News Outlets Examine MDGs Challenges: Communicating To Public, NGOs Charge Draft Declaration Falls Short

AllAfrica.com reports on a “fellowship hosted by the U.N. Foundation” last week “to educate the media about progress that has been made on the Millennium Development Goals (MDGs) thus far and what still needs to be done before the 2015 target date for achieving them.”

At the three-day conference, speakers included: Director of Columbia University’s Earth Institute Jeffery Sachs, special advisor to the Secretary-General on the Millennium Development Goals; Sir Mark Lyall Grant, permanent representative of the United Kingdom to the United Nations; Ambassador Frederick Barton, representative to the Economic and Social Council from the United States Mission to the United Nations; and John McArthur, chief executive officer of Millennium Promise, according to the news service.

The article notes the conference participants’ concerns about translating the aims of the MDGs to the general public. “Going forward, the United Nations confronts a communications challenge: how to put a ‘human face’ on the MDGs,” allAfrica.com reports. “U.N. Secretary-General Ban Ki-moon wants to focus more attention on MDG 4  – reducing by two thirds the mortality rate among children under five – and MDG 5 – reducing by three quarters the maternal mortality ratio and achieving universal access to reproductive health. Progress towards meeting these key targets by 2015 is behind schedule” (Oloruntoba, 9/12).

In related news, Inter Press Service examines the draft declaration for the U.N. MDG Summit, noting the worries expressed by some NGOs “that the completed text, called an outcome document, falls short of the substantial action plan it was hoped to be and is instead a rehash of already-made promises and generalised commitments.”
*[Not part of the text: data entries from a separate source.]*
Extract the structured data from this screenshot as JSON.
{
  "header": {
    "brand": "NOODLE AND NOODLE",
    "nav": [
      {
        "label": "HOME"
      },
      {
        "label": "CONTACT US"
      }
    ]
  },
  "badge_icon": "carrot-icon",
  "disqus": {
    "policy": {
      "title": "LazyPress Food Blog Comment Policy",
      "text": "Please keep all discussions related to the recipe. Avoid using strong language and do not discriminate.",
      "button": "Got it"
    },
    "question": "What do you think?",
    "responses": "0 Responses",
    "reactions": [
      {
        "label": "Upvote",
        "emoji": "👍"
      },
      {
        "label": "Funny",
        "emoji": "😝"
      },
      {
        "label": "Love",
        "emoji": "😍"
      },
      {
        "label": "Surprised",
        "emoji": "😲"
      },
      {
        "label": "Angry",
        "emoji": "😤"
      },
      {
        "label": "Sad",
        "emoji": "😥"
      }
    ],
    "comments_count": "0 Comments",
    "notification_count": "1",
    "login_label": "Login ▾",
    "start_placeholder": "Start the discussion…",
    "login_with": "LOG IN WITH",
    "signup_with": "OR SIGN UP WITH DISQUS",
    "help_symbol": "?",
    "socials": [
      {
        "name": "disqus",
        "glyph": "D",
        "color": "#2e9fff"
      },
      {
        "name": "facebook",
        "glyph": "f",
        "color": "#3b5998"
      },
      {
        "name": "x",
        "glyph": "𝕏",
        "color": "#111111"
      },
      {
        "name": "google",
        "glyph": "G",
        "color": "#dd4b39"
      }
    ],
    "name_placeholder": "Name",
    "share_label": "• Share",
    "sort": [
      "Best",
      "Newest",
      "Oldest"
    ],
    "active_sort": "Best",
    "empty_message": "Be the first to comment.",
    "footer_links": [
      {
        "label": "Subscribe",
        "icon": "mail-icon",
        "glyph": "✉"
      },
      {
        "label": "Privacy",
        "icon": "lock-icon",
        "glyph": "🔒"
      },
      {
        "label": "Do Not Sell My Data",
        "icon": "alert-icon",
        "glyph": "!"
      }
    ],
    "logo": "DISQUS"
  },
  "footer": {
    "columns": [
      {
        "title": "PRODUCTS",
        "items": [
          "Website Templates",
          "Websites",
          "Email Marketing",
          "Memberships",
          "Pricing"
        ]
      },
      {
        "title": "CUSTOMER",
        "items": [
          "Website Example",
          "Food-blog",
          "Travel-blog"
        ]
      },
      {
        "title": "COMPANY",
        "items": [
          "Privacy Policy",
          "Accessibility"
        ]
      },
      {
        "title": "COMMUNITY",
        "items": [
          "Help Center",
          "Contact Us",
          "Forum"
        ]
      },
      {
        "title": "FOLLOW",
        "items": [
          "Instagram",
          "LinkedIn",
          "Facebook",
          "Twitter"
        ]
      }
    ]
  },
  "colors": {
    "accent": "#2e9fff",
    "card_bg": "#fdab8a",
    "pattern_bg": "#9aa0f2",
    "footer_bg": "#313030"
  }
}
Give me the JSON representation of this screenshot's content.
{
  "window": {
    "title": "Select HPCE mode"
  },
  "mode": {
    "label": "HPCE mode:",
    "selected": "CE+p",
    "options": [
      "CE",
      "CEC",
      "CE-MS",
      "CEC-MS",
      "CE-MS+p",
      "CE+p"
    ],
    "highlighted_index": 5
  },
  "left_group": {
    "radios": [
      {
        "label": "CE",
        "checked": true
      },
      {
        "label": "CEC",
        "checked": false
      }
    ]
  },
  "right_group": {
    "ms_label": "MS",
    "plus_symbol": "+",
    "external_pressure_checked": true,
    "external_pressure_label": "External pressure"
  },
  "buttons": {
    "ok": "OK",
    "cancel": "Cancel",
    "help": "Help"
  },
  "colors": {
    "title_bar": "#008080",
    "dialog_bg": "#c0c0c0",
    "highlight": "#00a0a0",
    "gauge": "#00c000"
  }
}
“[N]otably absent from the list is access to clean water and sanitation, which the U.N. in a resolution declared a basic human right in late July. The resolution proved to be a divisive one, however, with 41 countries, including the United States, Britain and Canada abstaining from the vote,” IPS writes. “Although water and sanitation is not explicitly framed as a human right in the final outcome document, they appear frequently throughout as basic needs essential to achieving the MDGs.” IPS also notes how the document failed to include a statement declaring gender equality to be “a basic human right.”

The article elaborates on several points of contention between the EU and U.S. and the G77 developing countries, and how the two sides were able to come to agreements, as reflected in the draft document. The piece includes comments by Emma Seery, a spokesperson for Oxfam International (Muscara, 9/10).